# Extending to closed space

• November 28th 2009, 02:40 PM
putnam120
Extending to closed space
Let $X$ be a normed vector space and $M\subseteq X$ a closed subspace. Show that $M+\mathbb{C}x$ is also closed.

I was told to try using the Hahn-Banach theorem. So I know that there exists a function $f\in X^{*}$ such that $\parallel f\parallel =1$ and $f(x)=\delta$. Where $x\in X\cap M^c$ and $\delta=\inf_{y\in M}\parallel x-y\parallel$

However, I don't see how to use this at all.
• November 29th 2009, 12:17 AM
Opalg
Quote:

Originally Posted by putnam120
Let $X$ be a normed vector space and $M\subseteq X$ a closed subspace. Show that $M+\mathbb{C}x$ is also closed.

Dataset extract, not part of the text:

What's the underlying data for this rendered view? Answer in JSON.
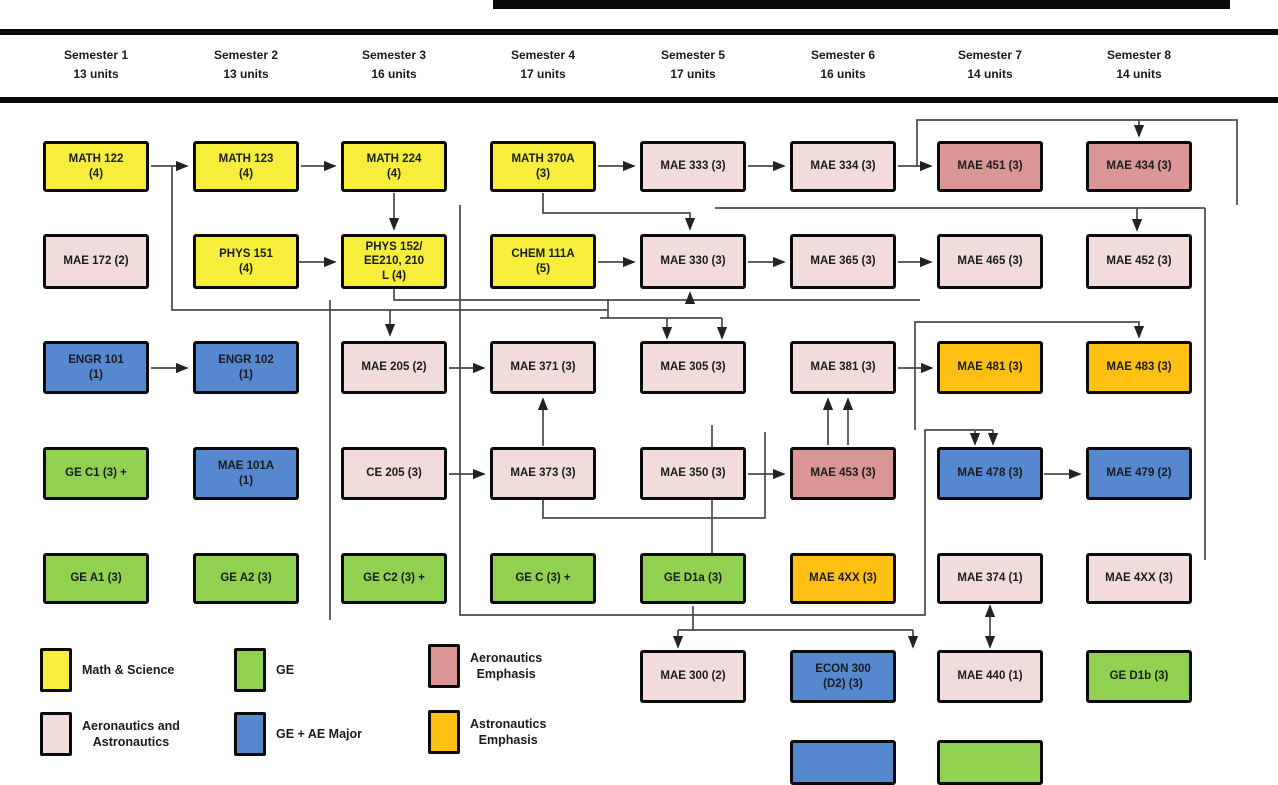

I was told to try using the Hahn-Banach theorem. So I know that there exists a function $f\in X^{*}$ such that $\parallel f\parallel =1$ and $f(x)=\delta$. Where $x\in X\cap M^c$ and $\delta=\inf_{y\in M}\parallel x-y\parallel$

However, I don't see how to use this at all.

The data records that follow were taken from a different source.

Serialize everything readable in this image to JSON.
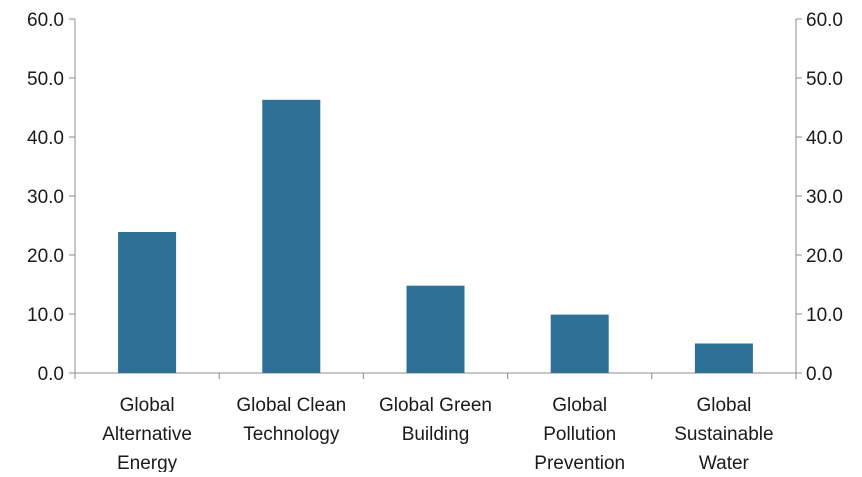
{
  "chart_data": {
    "type": "bar",
    "categories": [
      [
        "Global",
        "Alternative",
        "Energy"
      ],
      [
        "Global Clean",
        "Technology"
      ],
      [
        "Global Green",
        "Building"
      ],
      [
        "Global",
        "Pollution",
        "Prevention"
      ],
      [
        "Global",
        "Sustainable",
        "Water"
      ]
    ],
    "values": [
      23.9,
      46.3,
      14.8,
      9.9,
      5.0
    ],
    "title": "",
    "xlabel": "",
    "ylabel": "",
    "ylim": [
      0,
      60
    ],
    "yticks": [
      "0.0",
      "10.0",
      "20.0",
      "30.0",
      "40.0",
      "50.0",
      "60.0"
    ],
    "secondary_yticks": [
      "0.0",
      "10.0",
      "20.0",
      "30.0",
      "40.0",
      "50.0",
      "60.0"
    ],
    "grid": false,
    "legend": "none",
    "bar_color": "#2e7096",
    "axis_color": "#8c8c8c"
  }
}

To show that $M+\mathbb{C}x$ is closed, suppose that you have a convergent sequence $m_k+\lambda_kx\to y$. You need to show that the limit point y is also in $M+\mathbb{C}x$. From the continuity of your function f above, $\lambda_k\delta = f(m_k+\lambda_kx)\to f(y)$ as $k\to\infty$. Deduce that $m_k\to y-\delta^{-1}f(y)x$. Since M is closed, it follows that $z = y-\delta^{-1}f(y)x\in M$, so that $y = z + \delta^{-1}f(y)x\in M+\mathbb{C}x$.
• November 29th 2009, 03:10 PM
putnam120
Thanks. In the time between our post I had figured out that I would have to show that a sequence of that form converged to a point in M. However, I was stuck at that part. (I was thinking about using the fact that the bounded linear functionals separate points somehow)